Logfiles with asterisk-21246-rtp-cng-payload-error_1.8.diff.

Its different but still does change the codec

By: Michael L. Young (elguero) 2013-04-25 11:52:35.361-0500

Please try this updated patch if you can.  [^asterisk-21246-rtp-cng-payload-error_1.8_v2.diff]

I appreciate your testing.

What is actually supposed to be happening is that, since you have "rtpkeepalive" set to 20 secs, Asterisk will send an empty rtp packet.  We are using a CN packet to keep the rtp alive.

The bug is that we are setting the payload to ULAW when it should have been CN.  Also, we should not be setting the marker bit like we currently are doing.  I also have fixed the debug message that has been bothering me so that we get an accurate debug message which matches the actual seqno in the pcap.

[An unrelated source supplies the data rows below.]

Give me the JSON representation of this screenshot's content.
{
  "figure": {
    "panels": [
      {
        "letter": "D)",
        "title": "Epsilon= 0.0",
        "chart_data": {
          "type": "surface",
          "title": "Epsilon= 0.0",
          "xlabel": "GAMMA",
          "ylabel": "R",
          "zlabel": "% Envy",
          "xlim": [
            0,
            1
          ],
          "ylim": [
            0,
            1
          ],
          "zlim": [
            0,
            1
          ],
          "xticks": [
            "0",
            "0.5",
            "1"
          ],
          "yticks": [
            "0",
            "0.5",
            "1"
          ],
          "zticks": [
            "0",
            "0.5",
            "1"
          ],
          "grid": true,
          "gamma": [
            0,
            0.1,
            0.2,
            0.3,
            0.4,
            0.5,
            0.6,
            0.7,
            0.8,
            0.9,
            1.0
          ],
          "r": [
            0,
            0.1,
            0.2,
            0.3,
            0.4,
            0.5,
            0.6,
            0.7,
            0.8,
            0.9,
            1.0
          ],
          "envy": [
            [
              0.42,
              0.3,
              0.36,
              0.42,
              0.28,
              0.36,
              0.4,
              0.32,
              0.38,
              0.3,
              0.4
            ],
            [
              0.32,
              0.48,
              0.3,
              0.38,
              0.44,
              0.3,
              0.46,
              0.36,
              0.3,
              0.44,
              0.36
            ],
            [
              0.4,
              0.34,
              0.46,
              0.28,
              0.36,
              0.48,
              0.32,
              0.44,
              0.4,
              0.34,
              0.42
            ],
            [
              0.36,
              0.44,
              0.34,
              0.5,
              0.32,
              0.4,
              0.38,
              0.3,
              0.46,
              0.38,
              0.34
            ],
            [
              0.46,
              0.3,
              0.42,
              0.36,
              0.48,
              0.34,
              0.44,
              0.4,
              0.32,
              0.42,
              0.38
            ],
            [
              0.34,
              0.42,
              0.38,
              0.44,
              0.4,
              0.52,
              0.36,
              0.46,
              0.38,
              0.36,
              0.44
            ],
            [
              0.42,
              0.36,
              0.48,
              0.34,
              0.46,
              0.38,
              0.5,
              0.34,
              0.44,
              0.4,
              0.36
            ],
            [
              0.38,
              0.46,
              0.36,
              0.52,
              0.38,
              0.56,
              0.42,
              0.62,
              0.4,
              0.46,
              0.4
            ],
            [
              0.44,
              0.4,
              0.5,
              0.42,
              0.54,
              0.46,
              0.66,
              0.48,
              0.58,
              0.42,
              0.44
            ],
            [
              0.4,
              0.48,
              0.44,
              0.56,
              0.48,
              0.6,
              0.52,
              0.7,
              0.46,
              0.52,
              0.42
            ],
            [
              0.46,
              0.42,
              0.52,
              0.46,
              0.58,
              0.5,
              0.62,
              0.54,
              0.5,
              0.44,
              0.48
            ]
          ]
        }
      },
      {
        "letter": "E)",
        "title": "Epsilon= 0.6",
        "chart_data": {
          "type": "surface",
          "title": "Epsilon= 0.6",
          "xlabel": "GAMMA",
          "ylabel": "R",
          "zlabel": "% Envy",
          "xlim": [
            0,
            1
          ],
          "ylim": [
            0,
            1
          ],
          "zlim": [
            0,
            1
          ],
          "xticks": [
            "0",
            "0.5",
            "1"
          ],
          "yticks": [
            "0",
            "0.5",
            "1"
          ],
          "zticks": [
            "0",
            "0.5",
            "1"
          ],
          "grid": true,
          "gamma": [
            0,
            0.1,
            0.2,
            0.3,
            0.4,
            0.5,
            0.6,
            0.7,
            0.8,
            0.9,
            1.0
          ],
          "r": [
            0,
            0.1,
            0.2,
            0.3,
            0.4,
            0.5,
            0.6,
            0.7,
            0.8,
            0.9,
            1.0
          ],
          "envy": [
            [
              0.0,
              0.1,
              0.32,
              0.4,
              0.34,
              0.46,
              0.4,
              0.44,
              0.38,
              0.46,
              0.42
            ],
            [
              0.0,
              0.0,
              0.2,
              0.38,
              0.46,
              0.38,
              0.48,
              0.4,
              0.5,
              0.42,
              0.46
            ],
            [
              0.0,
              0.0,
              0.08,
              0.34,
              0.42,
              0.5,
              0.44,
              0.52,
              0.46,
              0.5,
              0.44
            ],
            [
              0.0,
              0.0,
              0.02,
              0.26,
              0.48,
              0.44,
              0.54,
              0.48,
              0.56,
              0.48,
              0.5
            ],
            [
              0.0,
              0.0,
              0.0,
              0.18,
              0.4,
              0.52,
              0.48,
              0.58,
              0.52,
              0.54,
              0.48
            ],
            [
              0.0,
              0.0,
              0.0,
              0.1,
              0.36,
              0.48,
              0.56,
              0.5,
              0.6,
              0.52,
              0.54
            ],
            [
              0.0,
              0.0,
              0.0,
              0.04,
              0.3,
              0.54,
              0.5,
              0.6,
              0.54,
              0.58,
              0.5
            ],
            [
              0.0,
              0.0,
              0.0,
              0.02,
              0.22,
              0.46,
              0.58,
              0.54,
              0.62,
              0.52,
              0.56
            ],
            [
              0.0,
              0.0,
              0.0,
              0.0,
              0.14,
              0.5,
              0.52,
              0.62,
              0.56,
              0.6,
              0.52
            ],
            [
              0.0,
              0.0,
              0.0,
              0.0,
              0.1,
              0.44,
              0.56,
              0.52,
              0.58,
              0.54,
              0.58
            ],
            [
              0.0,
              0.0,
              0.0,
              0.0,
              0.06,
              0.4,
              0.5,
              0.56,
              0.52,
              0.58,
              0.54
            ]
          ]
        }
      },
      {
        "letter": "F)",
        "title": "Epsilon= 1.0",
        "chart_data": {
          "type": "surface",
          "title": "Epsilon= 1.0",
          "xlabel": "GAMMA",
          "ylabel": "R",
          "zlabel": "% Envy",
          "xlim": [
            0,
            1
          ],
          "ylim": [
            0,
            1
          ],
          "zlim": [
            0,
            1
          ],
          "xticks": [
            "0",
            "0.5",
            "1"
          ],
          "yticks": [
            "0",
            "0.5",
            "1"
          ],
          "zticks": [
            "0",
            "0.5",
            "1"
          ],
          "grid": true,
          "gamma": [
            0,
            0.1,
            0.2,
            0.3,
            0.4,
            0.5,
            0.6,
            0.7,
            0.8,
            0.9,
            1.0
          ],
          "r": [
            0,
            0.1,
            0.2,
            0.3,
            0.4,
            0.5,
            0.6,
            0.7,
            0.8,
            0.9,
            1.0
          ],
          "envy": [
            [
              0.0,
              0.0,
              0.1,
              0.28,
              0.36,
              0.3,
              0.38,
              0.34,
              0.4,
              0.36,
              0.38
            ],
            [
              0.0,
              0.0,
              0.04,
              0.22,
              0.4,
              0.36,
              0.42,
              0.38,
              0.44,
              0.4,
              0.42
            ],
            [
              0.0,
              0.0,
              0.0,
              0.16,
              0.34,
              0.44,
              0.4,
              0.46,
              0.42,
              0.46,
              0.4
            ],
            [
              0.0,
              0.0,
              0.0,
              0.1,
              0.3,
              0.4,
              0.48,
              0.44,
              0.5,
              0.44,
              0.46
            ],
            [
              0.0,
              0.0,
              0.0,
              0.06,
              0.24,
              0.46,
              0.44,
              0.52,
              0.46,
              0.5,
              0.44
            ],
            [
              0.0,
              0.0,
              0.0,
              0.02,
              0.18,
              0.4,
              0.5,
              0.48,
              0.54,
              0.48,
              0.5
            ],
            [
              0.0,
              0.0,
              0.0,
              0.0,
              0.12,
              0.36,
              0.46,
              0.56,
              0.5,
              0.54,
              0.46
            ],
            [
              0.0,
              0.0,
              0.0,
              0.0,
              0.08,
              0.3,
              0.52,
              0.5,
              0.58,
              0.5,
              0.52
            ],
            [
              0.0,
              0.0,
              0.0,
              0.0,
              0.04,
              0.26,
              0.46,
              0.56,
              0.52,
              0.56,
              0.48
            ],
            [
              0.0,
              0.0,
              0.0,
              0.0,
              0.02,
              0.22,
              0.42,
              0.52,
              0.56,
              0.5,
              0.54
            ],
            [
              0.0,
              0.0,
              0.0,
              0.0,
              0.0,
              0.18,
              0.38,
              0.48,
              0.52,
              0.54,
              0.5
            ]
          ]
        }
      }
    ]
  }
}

Thanks for your testing and feedback.  I was also able to finally produce these packets by setting rtpkeepalive and everything appears to be working but it is always good to have another person test it in their environment.

By: Peter Katzmann (pk16208) 2013-04-26 09:30:51.043-0500

Just for your info.
No negative side effects observed

peter

By: Michael L. Young (elguero) 2013-04-26 10:10:37.857-0500

Peter,

Are you sure you are using only the second patch?  The pcap and the debug log look the same as if it was done with the first patch.

Also, just to clarify, has your audio distortion been fixed?

Thanks

By: Peter Katzmann (pk16208) 2013-04-26 11:10:23.705-0500

Michael,

Currently not so sure.
It seems that the debian build mixed both patches.
So i have to redo it and will send report on monday.

Currently i can't hear audio problems but will look harder :)


By: Peter Katzmann (pk16208) 2013-04-29 01:47:58.410-0500

New traces now with correctly applied v2 patch

By: Michael L. Young (elguero) 2013-04-30 07:56:38.765-0500

That looks more like it.  Thanks for helping with the testing.  We will work on getting this into the code base now.